J.D.B. v. North Carolina
Facts
J.D.B., a 13-year-old seventh grader, was taken from his classroom by a uniformed school resource officer and escorted to a closed conference room at school. There, with two police officers and two school administrators present, he was questioned for 30 to 45 minutes about neighborhood break-ins without Miranda warnings, without being told he could leave, and without being given a chance to speak with his grandmother, his legal guardian. During questioning, the assistant principal urged him to do the right thing, and the investigator warned him about the possibility of a secure custody order and juvenile detention.
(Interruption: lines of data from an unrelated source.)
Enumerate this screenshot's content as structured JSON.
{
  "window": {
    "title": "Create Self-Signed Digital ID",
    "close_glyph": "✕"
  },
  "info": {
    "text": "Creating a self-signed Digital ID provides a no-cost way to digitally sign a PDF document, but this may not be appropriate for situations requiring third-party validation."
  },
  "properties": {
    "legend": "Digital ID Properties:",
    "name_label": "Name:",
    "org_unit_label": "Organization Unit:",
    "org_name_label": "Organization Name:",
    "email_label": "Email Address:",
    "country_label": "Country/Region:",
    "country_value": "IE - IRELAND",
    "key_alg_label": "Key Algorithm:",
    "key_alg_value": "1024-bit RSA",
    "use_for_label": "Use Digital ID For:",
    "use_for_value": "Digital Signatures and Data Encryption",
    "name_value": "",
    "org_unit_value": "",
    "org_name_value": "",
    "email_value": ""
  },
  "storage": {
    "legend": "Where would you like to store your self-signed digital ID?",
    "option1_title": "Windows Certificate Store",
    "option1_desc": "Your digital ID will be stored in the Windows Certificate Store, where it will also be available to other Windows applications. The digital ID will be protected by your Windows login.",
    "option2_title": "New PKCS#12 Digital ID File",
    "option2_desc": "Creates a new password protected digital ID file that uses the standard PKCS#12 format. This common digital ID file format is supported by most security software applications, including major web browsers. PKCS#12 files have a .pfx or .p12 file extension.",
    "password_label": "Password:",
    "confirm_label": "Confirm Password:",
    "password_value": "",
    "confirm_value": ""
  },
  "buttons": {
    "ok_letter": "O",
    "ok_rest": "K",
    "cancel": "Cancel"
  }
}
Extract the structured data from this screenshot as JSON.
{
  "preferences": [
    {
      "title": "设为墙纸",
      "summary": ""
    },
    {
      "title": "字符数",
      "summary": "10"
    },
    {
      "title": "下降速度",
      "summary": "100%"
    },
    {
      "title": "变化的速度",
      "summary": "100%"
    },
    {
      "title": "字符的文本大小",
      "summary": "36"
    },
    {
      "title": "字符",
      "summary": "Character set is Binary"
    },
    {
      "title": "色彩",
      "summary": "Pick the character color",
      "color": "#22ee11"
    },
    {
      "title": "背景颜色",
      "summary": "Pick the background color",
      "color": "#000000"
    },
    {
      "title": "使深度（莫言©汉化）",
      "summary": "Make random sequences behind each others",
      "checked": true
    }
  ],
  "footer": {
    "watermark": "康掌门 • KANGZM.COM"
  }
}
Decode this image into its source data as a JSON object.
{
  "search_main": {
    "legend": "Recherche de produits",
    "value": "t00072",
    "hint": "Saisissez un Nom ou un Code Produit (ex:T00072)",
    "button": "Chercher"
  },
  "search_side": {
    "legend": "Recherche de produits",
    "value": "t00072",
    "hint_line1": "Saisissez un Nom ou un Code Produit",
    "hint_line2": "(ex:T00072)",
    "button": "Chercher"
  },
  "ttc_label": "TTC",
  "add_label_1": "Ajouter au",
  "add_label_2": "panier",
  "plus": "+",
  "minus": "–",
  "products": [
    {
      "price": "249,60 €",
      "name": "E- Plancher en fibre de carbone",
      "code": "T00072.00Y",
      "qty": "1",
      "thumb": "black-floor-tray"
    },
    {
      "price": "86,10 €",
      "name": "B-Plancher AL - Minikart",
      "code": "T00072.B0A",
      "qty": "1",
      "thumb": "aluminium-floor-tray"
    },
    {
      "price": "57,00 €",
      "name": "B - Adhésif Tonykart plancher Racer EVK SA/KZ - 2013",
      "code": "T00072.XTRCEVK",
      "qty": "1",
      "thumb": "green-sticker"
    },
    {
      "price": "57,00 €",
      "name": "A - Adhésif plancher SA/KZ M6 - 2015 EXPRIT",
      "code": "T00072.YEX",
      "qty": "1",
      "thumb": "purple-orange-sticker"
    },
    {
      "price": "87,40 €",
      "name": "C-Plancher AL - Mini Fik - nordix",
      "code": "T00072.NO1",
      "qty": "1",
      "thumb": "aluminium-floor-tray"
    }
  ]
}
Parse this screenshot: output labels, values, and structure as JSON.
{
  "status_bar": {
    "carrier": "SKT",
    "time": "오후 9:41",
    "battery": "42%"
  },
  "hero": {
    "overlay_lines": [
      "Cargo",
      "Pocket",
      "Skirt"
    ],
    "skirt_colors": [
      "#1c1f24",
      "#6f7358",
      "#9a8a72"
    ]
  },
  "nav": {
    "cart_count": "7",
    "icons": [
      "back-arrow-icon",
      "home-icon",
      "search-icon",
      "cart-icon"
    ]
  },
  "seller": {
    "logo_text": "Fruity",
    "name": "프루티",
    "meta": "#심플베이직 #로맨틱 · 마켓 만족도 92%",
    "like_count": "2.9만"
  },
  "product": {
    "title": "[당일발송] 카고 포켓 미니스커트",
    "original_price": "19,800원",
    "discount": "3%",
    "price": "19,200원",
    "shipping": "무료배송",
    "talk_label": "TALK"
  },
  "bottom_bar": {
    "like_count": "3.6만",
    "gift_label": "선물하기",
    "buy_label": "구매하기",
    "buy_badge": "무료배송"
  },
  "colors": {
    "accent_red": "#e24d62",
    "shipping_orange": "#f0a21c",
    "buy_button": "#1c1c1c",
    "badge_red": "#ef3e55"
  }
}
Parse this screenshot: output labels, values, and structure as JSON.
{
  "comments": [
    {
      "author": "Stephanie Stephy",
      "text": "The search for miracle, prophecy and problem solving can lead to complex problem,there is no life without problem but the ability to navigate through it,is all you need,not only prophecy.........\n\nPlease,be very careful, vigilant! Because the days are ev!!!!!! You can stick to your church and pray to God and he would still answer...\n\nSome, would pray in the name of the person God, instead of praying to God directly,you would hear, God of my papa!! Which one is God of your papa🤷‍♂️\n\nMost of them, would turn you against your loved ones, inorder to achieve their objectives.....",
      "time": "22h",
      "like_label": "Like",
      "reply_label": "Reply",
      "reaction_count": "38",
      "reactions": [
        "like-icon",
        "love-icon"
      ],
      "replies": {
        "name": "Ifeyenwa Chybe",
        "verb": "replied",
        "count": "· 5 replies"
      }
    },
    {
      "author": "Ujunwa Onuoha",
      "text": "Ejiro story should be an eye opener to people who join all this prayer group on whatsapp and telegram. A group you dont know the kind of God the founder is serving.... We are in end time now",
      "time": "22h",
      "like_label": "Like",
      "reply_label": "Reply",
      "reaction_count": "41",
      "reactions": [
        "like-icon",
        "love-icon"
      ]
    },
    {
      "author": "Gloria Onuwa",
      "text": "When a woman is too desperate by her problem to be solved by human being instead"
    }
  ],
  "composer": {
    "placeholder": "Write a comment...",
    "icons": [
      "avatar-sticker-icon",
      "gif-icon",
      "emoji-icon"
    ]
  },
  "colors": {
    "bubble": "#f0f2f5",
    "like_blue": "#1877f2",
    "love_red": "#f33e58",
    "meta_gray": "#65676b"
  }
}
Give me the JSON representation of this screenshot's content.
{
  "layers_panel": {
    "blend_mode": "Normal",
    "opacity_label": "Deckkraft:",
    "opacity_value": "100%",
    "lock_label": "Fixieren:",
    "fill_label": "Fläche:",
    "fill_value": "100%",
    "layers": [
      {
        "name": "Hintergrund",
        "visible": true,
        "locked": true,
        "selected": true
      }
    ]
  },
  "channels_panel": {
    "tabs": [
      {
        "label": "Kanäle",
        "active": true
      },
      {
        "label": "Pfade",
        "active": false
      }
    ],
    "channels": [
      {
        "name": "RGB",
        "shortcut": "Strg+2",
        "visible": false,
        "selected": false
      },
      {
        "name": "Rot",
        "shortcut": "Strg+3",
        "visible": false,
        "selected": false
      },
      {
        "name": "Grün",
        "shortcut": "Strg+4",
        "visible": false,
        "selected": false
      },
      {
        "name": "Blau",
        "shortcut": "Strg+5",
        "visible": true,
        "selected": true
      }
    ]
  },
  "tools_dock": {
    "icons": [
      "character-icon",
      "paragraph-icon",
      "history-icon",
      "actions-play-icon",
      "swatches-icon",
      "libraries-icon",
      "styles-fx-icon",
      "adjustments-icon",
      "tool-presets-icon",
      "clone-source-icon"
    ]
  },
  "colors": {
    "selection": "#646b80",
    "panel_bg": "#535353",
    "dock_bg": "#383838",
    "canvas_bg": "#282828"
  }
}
After that warning, J.D.B. confessed; only then was he told he could refuse to answer questions and was free to leave.
Issue
Whether a child's age is relevant to the Miranda custody inquiry. More specifically, when police question a juvenile, must courts consider the suspect's age as part of the objective analysis of whether a reasonable person would have felt free to terminate the interrogation and leave?
Rule
Miranda custody remains an objective inquiry asking first what circumstances surrounded the interrogation and second whether, given those circumstances, a reasonable person would have felt at liberty to terminate the interrogation and leave, i.e., whether there was a formal arrest or restraint on freedom of movement of the degree associated with formal arrest. In applying that objective test, a child's age must be considered when the age was known to the officer at the time of questioning or would have been objectively apparent to a reasonable officer, because age can affect how a reasonable person in the suspect's position would perceive freedom to leave.